Choad/Chode--origin?

Jonathon Green slang at ABECEDARY.NET
Fri Sep 12 14:58:43 UTC 2003


>No plausible vector?  Yogi Maharishi Mahesh, the
>Beatles in India, transcendental meditation, Kama
>Sutra, yoga, gurus, sitar music, etc. ... American and
>European youth in the 60's had great interest in and
>contact with the peoples and cultures of "Hindustan".

Sorry, but no. I am 100% with Jesse. The Hindi-US link isn't there. I was
very much 'in' the Sixties, wrote for the then 'underground press' and
subsequently wrote two books on the period, for both of which I interviewed,
inter alia, many veterans of the 'hippie trail'. Indeed, a number of close
friends took it, though I resisted. The travellers on the trail brought back
many things (cannabis, incense, hepatitis, a mercifully shortlived, in most
cases, religiosity) but Indian slang was not among them. Yes, there might be
such terms as _bhang_ and _charas_, both common names for cannabis, and
doubtless a few ill-digested references to _karma_, _dharma_ and the like
(all of which could have been picked up by any properly read beatnik without
leaving the City Lights Bookstore), but what would still have been a pretty
abstruse Hindi slang lexicon was not among them. I would suggest that to
pick up that level of vocabulary would have required a great deal more
intimacy than there was. Westerners were still essentially exotic, and once
they forsook the ashrams or the known hippie hotels and cafes (and the
attendant drug dealers) were not especially welcome. For instance my wife,
who went to India in '65, had a crowd throwing stones at her and had her
camera ripped open when she attempted to take perfectly innocent tourist
pictures in quite a large city. Hers was not an isolated experience.

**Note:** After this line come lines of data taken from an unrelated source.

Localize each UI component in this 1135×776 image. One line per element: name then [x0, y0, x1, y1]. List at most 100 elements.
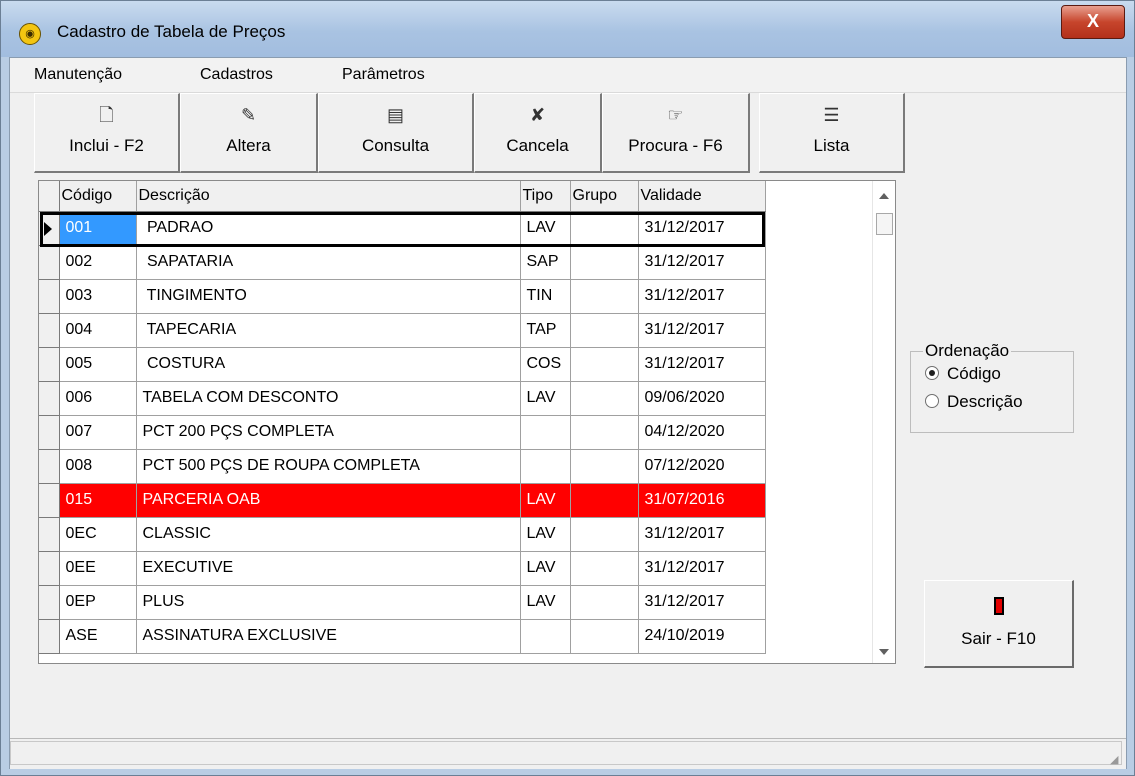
- cell-descricao[interactable]: SAPATARIA: [136, 245, 521, 280]
- cell-descricao[interactable]: PADRAO: [136, 211, 521, 246]
- cell-grupo[interactable]: [570, 551, 639, 586]
- inclui-button[interactable]: 🗋 Inclui - F2: [34, 93, 180, 173]
- cell-validade[interactable]: 24/10/2019: [638, 619, 766, 654]
- cell-validade[interactable]: 31/12/2017: [638, 313, 766, 348]
- grid-vertical-scrollbar[interactable]: [872, 181, 895, 663]
- cell-codigo[interactable]: 008: [59, 449, 137, 484]
- cell-validade[interactable]: 31/12/2017: [638, 347, 766, 382]
- cell-validade[interactable]: 07/12/2020: [638, 449, 766, 484]
- cell-tipo[interactable]: [520, 415, 571, 450]
- cell-grupo[interactable]: [570, 619, 639, 654]
- table-row[interactable]: 007 PCT 200 PÇS COMPLETA 04/12/2020: [39, 415, 766, 450]
- cell-descricao[interactable]: TABELA COM DESCONTO: [136, 381, 521, 416]
- cell-codigo[interactable]: 006: [59, 381, 137, 416]
- cell-descricao[interactable]: PCT 500 PÇS DE ROUPA COMPLETA: [136, 449, 521, 484]
- cell-tipo[interactable]: [520, 449, 571, 484]
- cell-grupo[interactable]: [570, 347, 639, 382]
- cell-tipo[interactable]: LAV: [520, 211, 571, 246]
- col-header-grupo[interactable]: Grupo: [570, 181, 639, 212]
- scroll-thumb[interactable]: [876, 213, 893, 235]
- price-table-grid[interactable]: Código Descrição Tipo Grupo Validade 001…: [38, 180, 896, 664]
- row-indicator[interactable]: [39, 279, 60, 314]
- cell-codigo[interactable]: 002: [59, 245, 137, 280]
- table-row[interactable]: ASE ASSINATURA EXCLUSIVE 24/10/2019: [39, 619, 766, 654]
- cell-validade[interactable]: 09/06/2020: [638, 381, 766, 416]
- table-row[interactable]: 005 COSTURA COS 31/12/2017: [39, 347, 766, 382]
- menu-cadastros[interactable]: Cadastros: [200, 66, 273, 84]
- table-row[interactable]: 001 PADRAO LAV 31/12/2017: [39, 211, 766, 246]
- table-row[interactable]: 008 PCT 500 PÇS DE ROUPA COMPLETA 07/12/20…: [39, 449, 766, 484]
- altera-button[interactable]: ✎ Altera: [180, 93, 318, 173]
- row-indicator[interactable]: [39, 211, 60, 246]
- row-indicator[interactable]: [39, 551, 60, 586]
- table-row[interactable]: 006 TABELA COM DESCONTO LAV 09/06/2020: [39, 381, 766, 416]
- table-row[interactable]: 0EE EXECUTIVE LAV 31/12/2017: [39, 551, 766, 586]
- row-indicator[interactable]: [39, 585, 60, 620]
- cancela-button[interactable]: ✘ Cancela: [474, 93, 602, 173]
- cell-grupo[interactable]: [570, 279, 639, 314]
- table-row[interactable]: 0EC CLASSIC LAV 31/12/2017: [39, 517, 766, 552]
- table-row[interactable]: 004 TAPECARIA TAP 31/12/2017: [39, 313, 766, 348]
- cell-descricao[interactable]: TAPECARIA: [136, 313, 521, 348]
- menu-manutencao[interactable]: Manutenção: [34, 66, 122, 84]
- row-indicator[interactable]: [39, 517, 60, 552]
- row-indicator[interactable]: [39, 483, 60, 518]
- cell-descricao[interactable]: COSTURA: [136, 347, 521, 382]
- table-row[interactable]: 015 PARCERIA OAB LAV 31/07/2016: [39, 483, 766, 518]
- cell-grupo[interactable]: [570, 381, 639, 416]
- row-indicator[interactable]: [39, 449, 60, 484]
- cell-codigo[interactable]: 003: [59, 279, 137, 314]
- row-indicator[interactable]: [39, 245, 60, 280]
- cell-tipo[interactable]: LAV: [520, 551, 571, 586]
- scroll-up-icon[interactable]: [879, 193, 889, 199]
- cell-grupo[interactable]: [570, 483, 639, 518]
- cell-tipo[interactable]: SAP: [520, 245, 571, 280]
- cell-codigo[interactable]: 0EP: [59, 585, 137, 620]
- table-row[interactable]: 003 TINGIMENTO TIN 31/12/2017: [39, 279, 766, 314]
- radio-descricao-indicator[interactable]: [925, 394, 939, 408]
- cell-tipo[interactable]: LAV: [520, 381, 571, 416]
- cell-descricao[interactable]: PARCERIA OAB: [136, 483, 521, 518]
- cell-validade[interactable]: 31/07/2016: [638, 483, 766, 518]
- consulta-button[interactable]: ▤ Consulta: [318, 93, 474, 173]
- scroll-down-icon[interactable]: [879, 649, 889, 655]
- table-row[interactable]: 002 SAPATARIA SAP 31/12/2017: [39, 245, 766, 280]
- menu-parametros[interactable]: Parâmetros: [342, 66, 425, 84]
- table-row[interactable]: 0EP PLUS LAV 31/12/2017: [39, 585, 766, 620]
- radio-codigo[interactable]: Código: [925, 364, 1001, 384]
- radio-descricao[interactable]: Descrição: [925, 392, 1023, 412]
- cell-validade[interactable]: 31/12/2017: [638, 585, 766, 620]
- close-button[interactable]: X: [1061, 5, 1125, 39]
- col-header-validade[interactable]: Validade: [638, 181, 766, 212]
- cell-codigo[interactable]: 004: [59, 313, 137, 348]
- cell-descricao[interactable]: PCT 200 PÇS COMPLETA: [136, 415, 521, 450]
- cell-grupo[interactable]: [570, 517, 639, 552]
- cell-codigo[interactable]: 0EC: [59, 517, 137, 552]
- col-header-descricao[interactable]: Descrição: [136, 181, 521, 212]
- cell-validade[interactable]: 31/12/2017: [638, 279, 766, 314]
- cell-validade[interactable]: 31/12/2017: [638, 211, 766, 246]
- cell-grupo[interactable]: [570, 415, 639, 450]
- cell-descricao[interactable]: EXECUTIVE: [136, 551, 521, 586]
- row-indicator[interactable]: [39, 381, 60, 416]
- cell-grupo[interactable]: [570, 245, 639, 280]
- cell-codigo[interactable]: ASE: [59, 619, 137, 654]
- radio-codigo-indicator[interactable]: [925, 366, 939, 380]
- resize-grip-icon[interactable]: ◢: [1110, 753, 1124, 767]
- cell-descricao[interactable]: CLASSIC: [136, 517, 521, 552]
- col-header-tipo[interactable]: Tipo: [520, 181, 571, 212]
- cell-tipo[interactable]: TAP: [520, 313, 571, 348]
- cell-tipo[interactable]: TIN: [520, 279, 571, 314]
- row-indicator[interactable]: [39, 313, 60, 348]
- row-indicator[interactable]: [39, 619, 60, 654]
- cell-validade[interactable]: 04/12/2020: [638, 415, 766, 450]
- sair-button[interactable]: Sair - F10: [924, 580, 1074, 668]
- cell-grupo[interactable]: [570, 211, 639, 246]
- procura-button[interactable]: ☞ Procura - F6: [602, 93, 750, 173]
- cell-tipo[interactable]: [520, 619, 571, 654]
- row-indicator[interactable]: [39, 415, 60, 450]
- row-indicator[interactable]: [39, 347, 60, 382]
- cell-codigo[interactable]: 005: [59, 347, 137, 382]
- cell-validade[interactable]: 31/12/2017: [638, 245, 766, 280]
- cell-codigo[interactable]: 015: [59, 483, 137, 518]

If there is one proven vector of Hindi - whether slang or standard usages -
to Western slang then surely it's those who worked and lived in India for
far longer than the hippies, the British civil servants, Army personnel and
businessmen of the Raj. And while one can find their 'Anglo-Indian'
vocabulary in Yule & Burnell's _Hobson Jobson_ (1886), there are relatively
few slang terms that made the trip home. _Blighty_ (from _wilyati/bilyati_ =
foreign and meaning England) being the best known. But obscenities, for all
that Hobson-Jobson, however coyly, lists _banchut_ = motherfucker (Yule &
Burnell do not translate it, suggesting only that those who know it will do
so without further help, it contains that same _chut_ that is the subject of
this discussion on _choad_) seem to have stayed where they were. A few
insults, such as _badmash_, a scoundrel or _soor_, lit. a pig, and used as a
general putdown, might come home with an elderly military man, but they
didn't last.

So, fwiw, I shall stick with Navajo and _chodis_.